I interrupt. In my opinion, an operation which allows its primary perpetrator to escape uncaught – his identity not even guessed at – is a near-total failure. An operation which enriches the primary villain by thirty-four million quid is nothing short of a catastrophe. I state these things in an English which is pithy, expressive, and makes generous use of terms drawn from the Anglo-Saxon and Old High Dutch. I use the mature and respectful tone I usually adopt when expressing disagreement with a superior officer.

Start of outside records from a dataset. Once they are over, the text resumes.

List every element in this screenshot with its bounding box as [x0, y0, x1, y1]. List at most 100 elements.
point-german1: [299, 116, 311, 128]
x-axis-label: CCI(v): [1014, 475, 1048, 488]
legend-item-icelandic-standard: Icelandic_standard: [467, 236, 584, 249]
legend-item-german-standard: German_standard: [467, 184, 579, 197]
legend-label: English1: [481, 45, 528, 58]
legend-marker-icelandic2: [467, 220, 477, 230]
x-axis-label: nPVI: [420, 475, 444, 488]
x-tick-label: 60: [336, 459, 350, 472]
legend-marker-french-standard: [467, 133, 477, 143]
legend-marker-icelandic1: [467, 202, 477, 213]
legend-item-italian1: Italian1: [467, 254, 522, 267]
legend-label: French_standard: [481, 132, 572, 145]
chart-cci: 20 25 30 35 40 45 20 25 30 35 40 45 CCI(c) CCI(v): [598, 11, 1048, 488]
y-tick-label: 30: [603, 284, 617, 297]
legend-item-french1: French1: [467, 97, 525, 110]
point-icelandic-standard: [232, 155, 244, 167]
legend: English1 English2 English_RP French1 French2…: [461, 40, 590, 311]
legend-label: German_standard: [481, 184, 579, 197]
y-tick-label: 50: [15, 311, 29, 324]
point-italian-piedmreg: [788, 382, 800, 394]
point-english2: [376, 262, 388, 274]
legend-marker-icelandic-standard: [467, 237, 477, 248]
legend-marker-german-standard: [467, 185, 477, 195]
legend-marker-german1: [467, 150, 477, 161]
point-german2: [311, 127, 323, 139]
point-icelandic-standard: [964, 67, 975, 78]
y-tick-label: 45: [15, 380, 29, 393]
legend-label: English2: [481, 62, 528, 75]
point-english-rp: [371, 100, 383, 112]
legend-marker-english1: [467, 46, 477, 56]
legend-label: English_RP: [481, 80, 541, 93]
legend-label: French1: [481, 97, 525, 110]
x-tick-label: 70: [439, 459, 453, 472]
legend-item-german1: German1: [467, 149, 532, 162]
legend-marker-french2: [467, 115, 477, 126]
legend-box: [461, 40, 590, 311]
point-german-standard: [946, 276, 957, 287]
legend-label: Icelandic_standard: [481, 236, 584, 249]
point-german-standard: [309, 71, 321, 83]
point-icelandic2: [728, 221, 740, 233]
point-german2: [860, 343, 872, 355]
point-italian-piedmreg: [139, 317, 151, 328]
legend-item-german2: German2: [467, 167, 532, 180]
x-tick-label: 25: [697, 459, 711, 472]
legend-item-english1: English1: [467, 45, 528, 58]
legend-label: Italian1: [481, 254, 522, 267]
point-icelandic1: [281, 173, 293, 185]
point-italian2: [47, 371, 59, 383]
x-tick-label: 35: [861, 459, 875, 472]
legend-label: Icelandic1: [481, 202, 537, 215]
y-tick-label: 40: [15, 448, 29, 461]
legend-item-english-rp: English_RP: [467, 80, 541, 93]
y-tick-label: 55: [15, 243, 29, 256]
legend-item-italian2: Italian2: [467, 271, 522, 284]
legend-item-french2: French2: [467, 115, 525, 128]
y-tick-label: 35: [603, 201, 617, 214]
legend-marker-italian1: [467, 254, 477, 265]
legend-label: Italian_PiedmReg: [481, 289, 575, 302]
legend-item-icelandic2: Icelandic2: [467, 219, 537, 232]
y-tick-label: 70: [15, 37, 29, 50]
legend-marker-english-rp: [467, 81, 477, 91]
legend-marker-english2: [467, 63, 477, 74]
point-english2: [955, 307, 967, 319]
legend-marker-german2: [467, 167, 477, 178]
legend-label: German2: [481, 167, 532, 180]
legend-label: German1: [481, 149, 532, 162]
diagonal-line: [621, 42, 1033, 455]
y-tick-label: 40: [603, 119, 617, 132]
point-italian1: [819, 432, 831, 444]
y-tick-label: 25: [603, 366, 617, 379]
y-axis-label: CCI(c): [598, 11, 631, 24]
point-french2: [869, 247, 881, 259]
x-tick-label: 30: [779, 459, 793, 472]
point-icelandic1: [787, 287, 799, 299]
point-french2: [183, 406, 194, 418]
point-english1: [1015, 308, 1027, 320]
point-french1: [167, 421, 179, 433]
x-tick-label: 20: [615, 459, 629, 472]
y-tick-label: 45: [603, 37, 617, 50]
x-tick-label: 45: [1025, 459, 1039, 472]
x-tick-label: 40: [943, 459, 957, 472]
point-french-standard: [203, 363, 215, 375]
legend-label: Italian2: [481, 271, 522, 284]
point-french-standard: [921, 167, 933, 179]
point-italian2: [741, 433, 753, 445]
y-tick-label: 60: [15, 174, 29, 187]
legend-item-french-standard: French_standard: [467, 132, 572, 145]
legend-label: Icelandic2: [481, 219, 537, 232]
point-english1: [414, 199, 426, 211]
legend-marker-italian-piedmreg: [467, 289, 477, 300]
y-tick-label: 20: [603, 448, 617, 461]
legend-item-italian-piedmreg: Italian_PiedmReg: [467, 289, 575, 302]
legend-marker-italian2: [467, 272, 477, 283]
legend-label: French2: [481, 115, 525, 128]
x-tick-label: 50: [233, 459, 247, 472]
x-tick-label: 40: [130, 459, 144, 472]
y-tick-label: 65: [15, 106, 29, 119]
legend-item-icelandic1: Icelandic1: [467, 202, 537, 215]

Brattenbury sits back, so Jackson can yell at me better. But he doesn’t yell. Just shakes me into silence with his empty coffee mug.
‘Fiona, shut up. Just for a change, shut up. Yes, this is a partial success, not a full one. But the case isn’t closed and we’re not going to close it until we have the main man. If you want to remain associated with the operation, that’s fine with me and I’m sure . . .?’
‘Of course,’ Brattenbury says. ‘Same here, of course.’
‘Thank you,’ I say sulkily.
Then I have one of those clear windscreen moments and add, ‘Sorry. I’m sorry.’
Brattenbury says, ‘The fact is that, and I’m speaking for SOCA here, we are very good at disrupting major criminal activity. We are good at securing convictions for the lower-level criminals. But we often just don’t have the tools to arrest the top-level operators. If the money goes offshore, we can’t follow it. If we don’t get a confession or some unusual breakthrough, it’s relatively rare for us to get the guys at the very top. But we go on trying. And we know that the better we are at disrupting crime, the more we raise the costs of criminal activity.’ He smiles ruefully. ‘SOCA top brass: they regard this case as the biggest success they’ve had in years.’